What I was doing
I worked on a webapp that needed to execute some long-running cpu-bound tasks. Each task was completely cpu-bound for about five minutes. I didn't want to run these tasks in the webapp, since node is single threaded and it would not be good to block http requests/everything else while the job ran. One common solution is to have a work queue, with some dedicated worker processes that handle the jobs.
What went wrong
I used rabbitmq for the work queue, but I noticed that the worker processes would have connection errors with rabbitmq when a task would take more than a few minutes. I used amqplib to connect to rabbitmq, and the only thing I saw about timeouts in their documentation was in relation to the heartbeat setting:
heartbeat: the period of the connection heartbeat, in seconds. Defaults to 0, meaning no heartbeat. OMG no heartbeat!
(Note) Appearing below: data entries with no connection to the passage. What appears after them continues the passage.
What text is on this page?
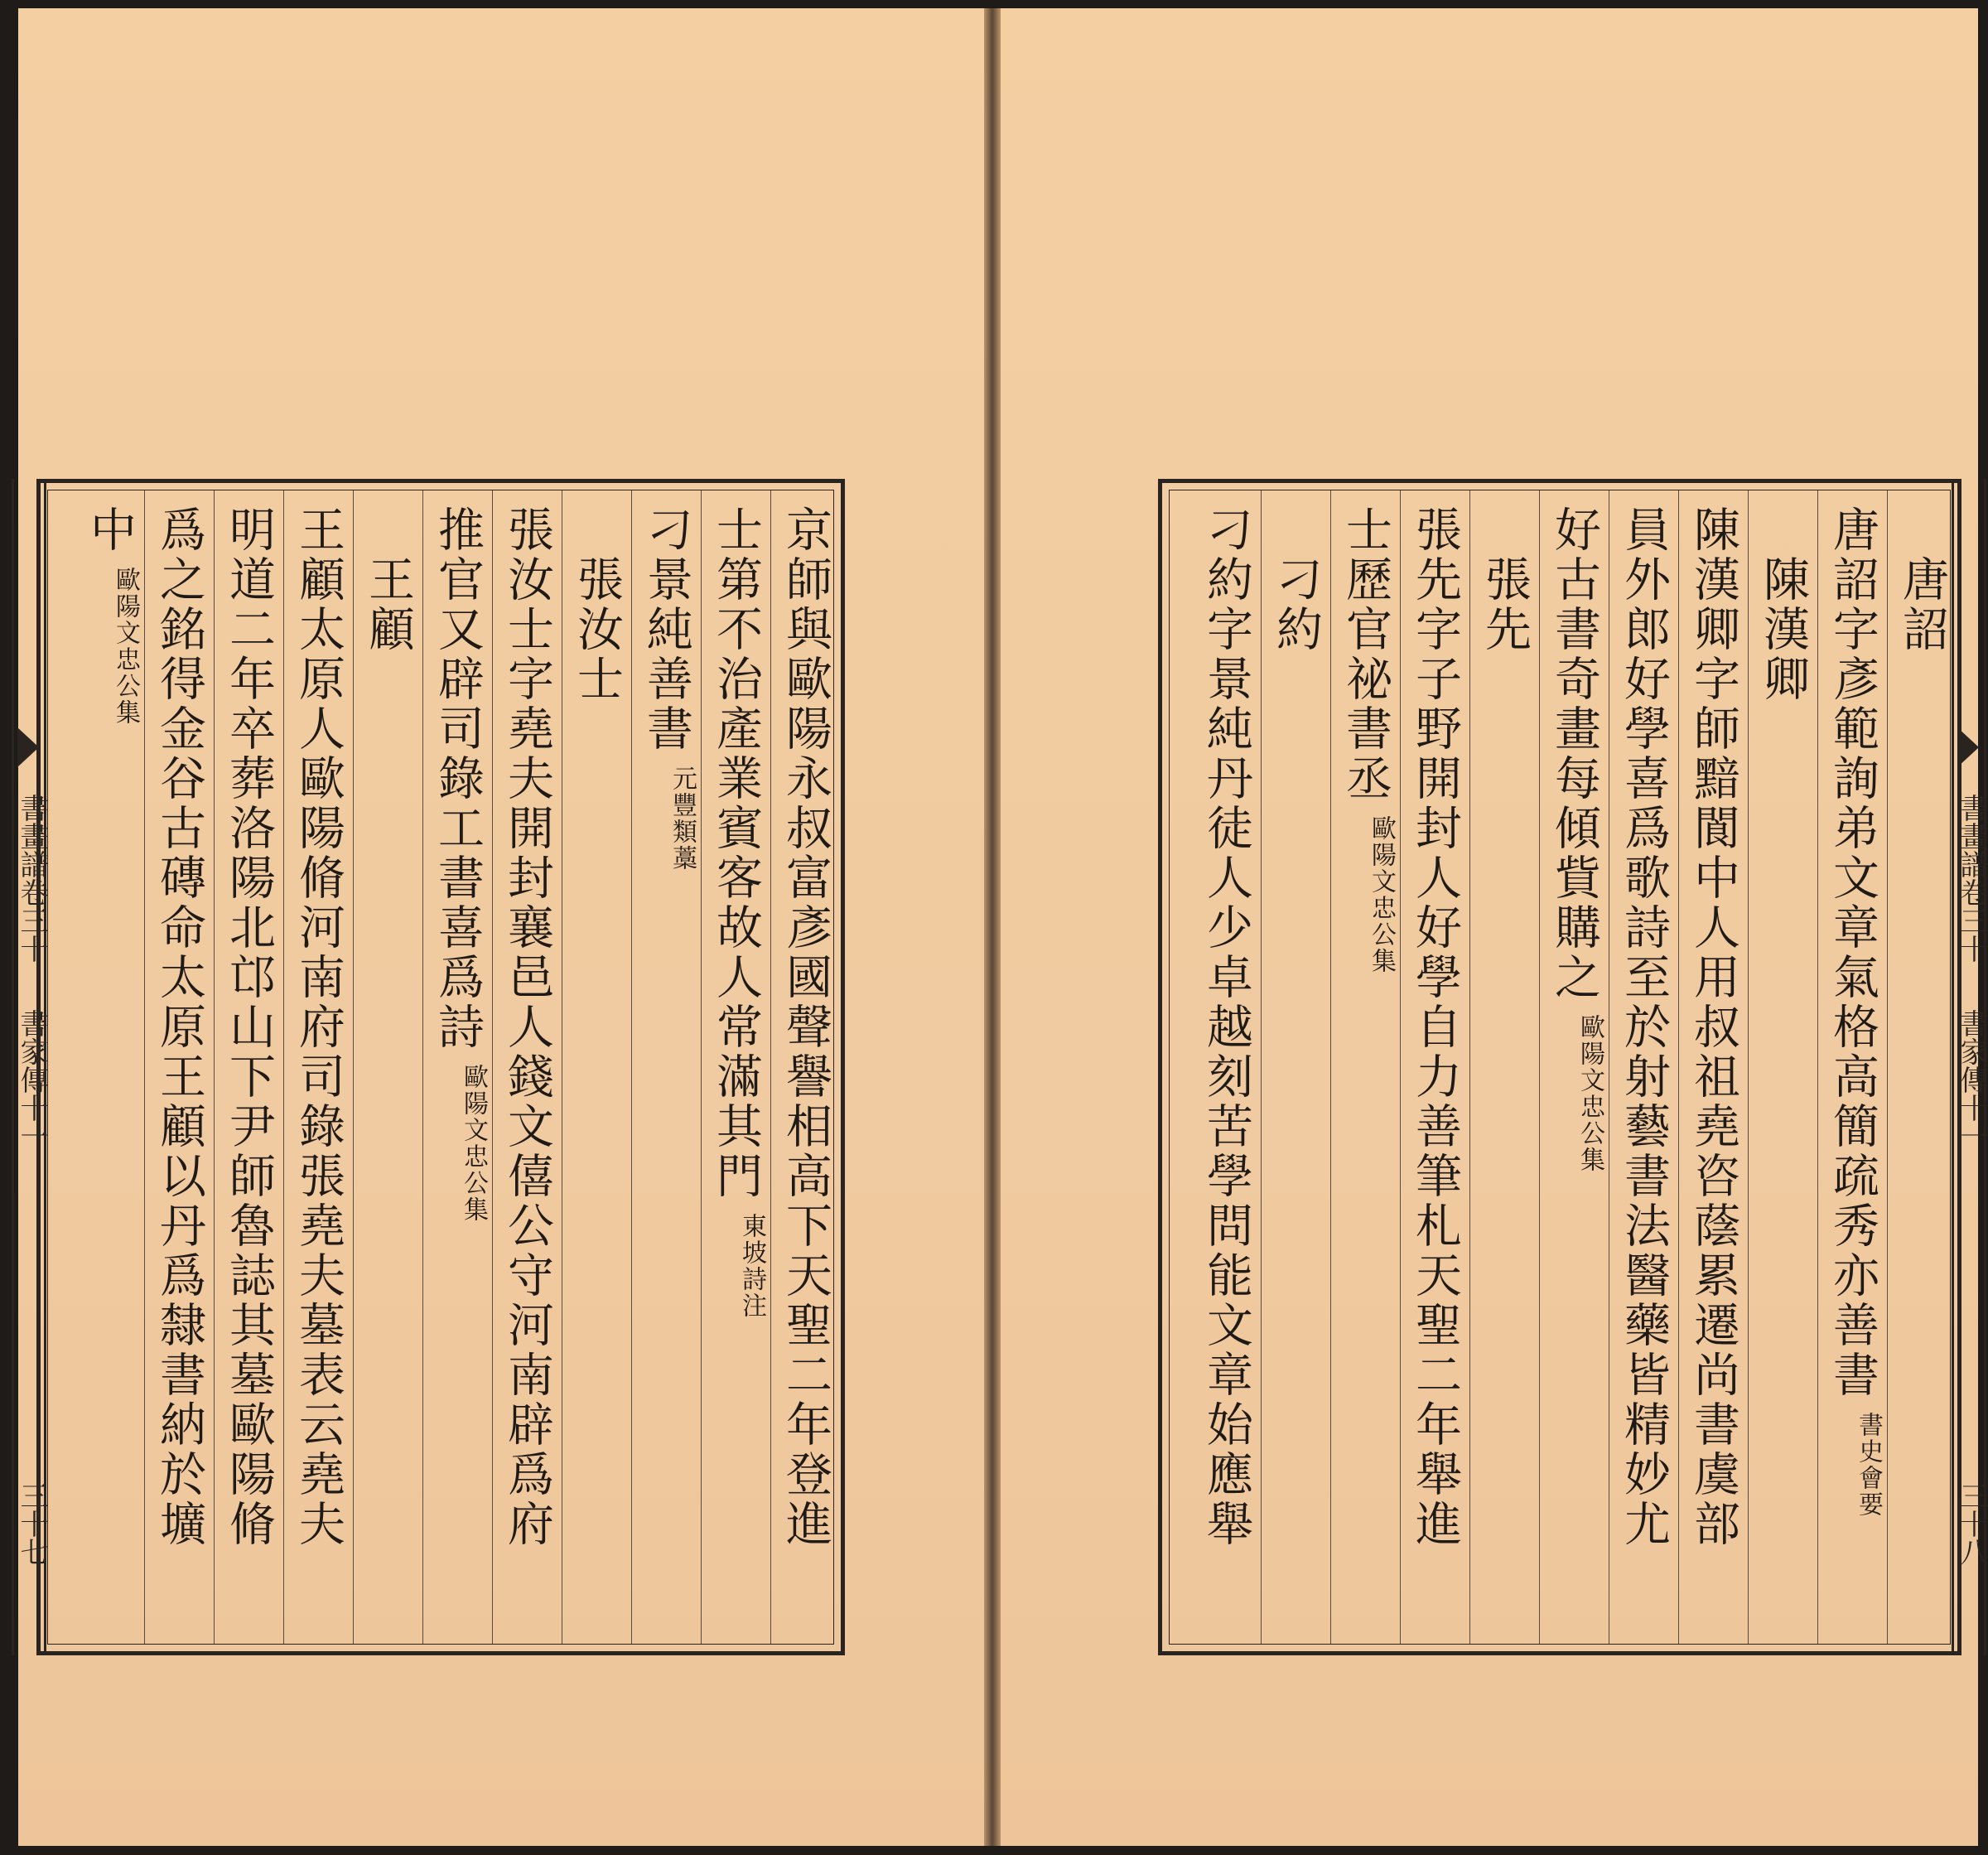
京師與歐陽永叔富彥國聲譽相高下天聖二年登進
士第不治產業賓客故人常滿其門東坡詩注
刁景純善書元豐類藁
　張汝士
張汝士字堯夫開封襄邑人錢文僖公守河南辟爲府
推官又辟司錄工書喜爲詩歐陽文忠公集
　王顧
王顧太原人歐陽脩河南府司錄張堯夫墓表云堯夫
明道二年卒葬洛陽北邙山下尹師魯誌其墓歐陽脩
爲之銘得金谷古磚命太原王顧以丹爲隸書納於壙
中歐陽文忠公集
書畫譜卷三十
書家傳十一
三十七
　唐詔
唐詔字彥範詢弟文章氣格高簡疏秀亦善書書史會要
　陳漢卿
陳漢卿字師黯閬中人用叔祖堯咨蔭累遷尚書虞部
員外郎好學喜爲歌詩至於射藝書法醫藥皆精妙尤
好古書奇畫每傾貲購之歐陽文忠公集
　張先
張先字子野開封人好學自力善筆札天聖二年舉進
士歷官祕書丞歐陽文忠公集
　刁約
刁約字景純丹徒人少卓越刻苦學問能文章始應舉	書畫譜卷三十
書家傳十一
三十八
My heartbeat setting was 0, so I assumed there was no heartbeat, and therefore this couldn't be the cause of my connection errors.
Sorting it out
It is a little hard to track down the behavior of the heartbeat in the rabbitmq documentation. I eventually learned that there is also a server-side heartbeat setting. The effective heartbeat is the minimum time between the server and client setting (with 0 representing an infinite heartbeat duration). I was setting the client heartbeat to 0, and unbeknownst to me, the server heartbeat was set to 120 seconds. This resulted in an effective heartbeat of 120 seconds. Since my process was cpu bound for longer than that, the heartbeats were unable to send, and the rabbitmq connection was closed.
I ended up invoking a
setImmediate call in my cpu-bound code every 10 seconds or so, allowing the heartbeats to send successfully. After that, the connection errors vanished.